Wie ist die Nachfrage nach den polnischen Maultaschen?

Im August war man dann so weit, dass man die Manufaktur eröffnen konnte. Mit einem kleinen Sommerfest wollte die Familie im Ort etwas auf sich aufmerksam machen. Was dann passierte, darüber kann Jolanta Garbowska auch heute nur den Kopf schütteln. „Bereits um 12 Uhr waren mehr als 100 Personen da. Mit so einem Ansturm hätten wir im Leben nicht gerechnet. Das war logistisch für uns gar nicht machbar. Wir dachten, es kommt ab und an mal jemand vorbei, aber das war verrückt“, sagt sie. Enttäuscht seien einige Personen wieder gegangen, ohne die Pierogi probiert zu haben. Für Garbowska, die stets eine gute Gastgeberin sein möchte, das Schlimmste. Zumal an diesem Tag auch noch dreimal der Strom ausfiel. „Es war einfach alles furchtbar. Ich habe da gesagt: Ich will nicht mehr.“

Der Sohn hilft beim Herstellen der Pierogi

Inzwischen ist die Welt wieder in Ordnung bei ihr – und die 57-Jährige gebürtige Polin fühlt sich wohl in ihrem Ladengeschäft. „Es hat sich alles eingespielt. Wir haben einen Rhythmus, und es läuft“, sagt sie. Montags wird eingekauft, dienstags werden alle Füllungen vorbereitet. Als kleine Kugeln warten sie dann im Kühlschrank auf ihren Einsatz. Gemeinsam mit ihrem großen Sohn Bartek befüllt sie den Teig – und das täglich frisch. Per Hand stellt sie dann noch die typische Form her. Anschließend werden die Pierogi kurz blanchiert und wandern dann entweder direkt auf den Teller oder in den Froster.
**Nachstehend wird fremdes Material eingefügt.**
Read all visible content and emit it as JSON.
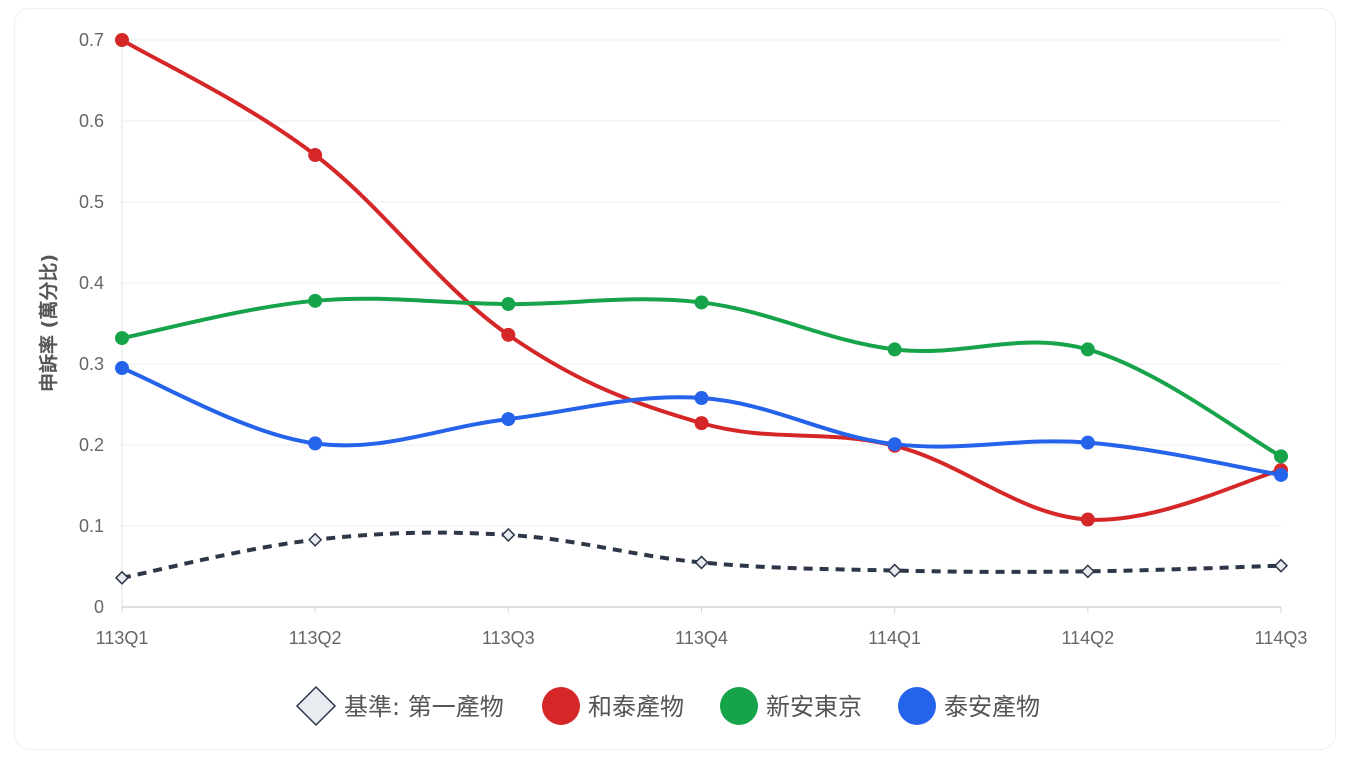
{
  "chart_data": {
    "type": "line",
    "ylabel": "申訴率 (萬分比)",
    "xlabel": "",
    "categories": [
      "113Q1",
      "113Q2",
      "113Q3",
      "113Q4",
      "114Q1",
      "114Q2",
      "114Q3"
    ],
    "ylim": [
      0,
      0.7
    ],
    "yticks": [
      "0",
      "0.1",
      "0.2",
      "0.3",
      "0.4",
      "0.5",
      "0.6",
      "0.7"
    ],
    "grid": true,
    "legend_position": "bottom",
    "series": [
      {
        "name": "基準: 第一產物",
        "color": "#2d3748",
        "style": "dashed",
        "marker": "diamond",
        "values": [
          0.036,
          0.083,
          0.089,
          0.055,
          0.045,
          0.044,
          0.051
        ]
      },
      {
        "name": "和泰產物",
        "color": "#d62728",
        "style": "solid",
        "marker": "circle",
        "values": [
          0.7,
          0.558,
          0.336,
          0.227,
          0.199,
          0.108,
          0.169
        ]
      },
      {
        "name": "新安東京",
        "color": "#16a34a",
        "style": "solid",
        "marker": "circle",
        "values": [
          0.332,
          0.378,
          0.374,
          0.376,
          0.318,
          0.318,
          0.186
        ]
      },
      {
        "name": "泰安產物",
        "color": "#2563eb",
        "style": "solid",
        "marker": "circle",
        "values": [
          0.295,
          0.202,
          0.232,
          0.258,
          0.201,
          0.203,
          0.163
        ]
      }
    ]
  }
}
Pierogi sind noch nicht so bekannt wie Döner oder Pizza

Eine kleine Stammkundschaft hat sich die Familie bereits erarbeitet. „Es kommen viele Polen zu uns aus dem ganzen Kreis, und es bestellen auch einige Leute aus Firmen im Umkreis bei uns ihr Mittagessen“, berichtet die gelernte Kauffrau, die sich dennoch noch mehr Kundschaft wünschen würde. „Pierogi sind hier einfach noch nicht so bekannt wie Pizza oder Döner, dabei sind sie ein typisches Gericht, das in Polen jede Oma und Mama gemacht hat und macht. Außerdem schmecken sie je nach Füllung ganz unterschiedlich“, erklärt sie. Alles in allem fällt ihr Fazit nach rund einem halben Jahr Selbstständigkeit positiv aus: „Ich bin stolz auf mich und meine Familie. Wir haben alles selbst gemacht und können jetzt Schritt für Schritt wachsen.“ Ihr Wunsch: Bald Personal einstellen, um noch mehr über die Ladentheke geben zu können. Wichtig ist ihr dabei aber eines: die Qualität. „Es muss schmecken wie bei Oma oder Mama zu Hause. Denn genau das ist es, was die Kunden stets hervorheben und wovon sie schwärmen“, sagt sie.

Die Pierogi Manufaktur in der Ilsfelder Straße 1 in Ottmarsheim hat mittwochs bis samstags von 11 bis 18 Uhr geöffnet.

Was sind Pierogi?

Herstellung
 Pierogi sind gefüllte Teigtaschen aus Hefe-, Blätter- oder Nudelteig, die in der ostmittel- und osteuropäischen sowie in der finnischen Küche weit verbreitet sind. Die Art der Herstellung, Füllungen und Bezeichnungen variieren dabei jedoch von Region zu Region. Die Pierogi sind ein beliebter Bestandteil von Festmahlzeiten, werden aber auch von Garküchen, in Polen „pierogarnia“ genannt, als Fast Food angeboten. Sie können je nach Füllung als Vorspeise, Hauptgericht oder Nachtisch gereicht werden.

Ursprung
 Überlieferungen zufolge stammen Pierogi ursprünglich aus China. Marco Polo soll das Rezept der kleinen Teigtaschen auf seinen Reisen nach Italien mitgebracht haben, von wo sie im 14. Jahrhundert schließlich den Weg nach Polen fanden.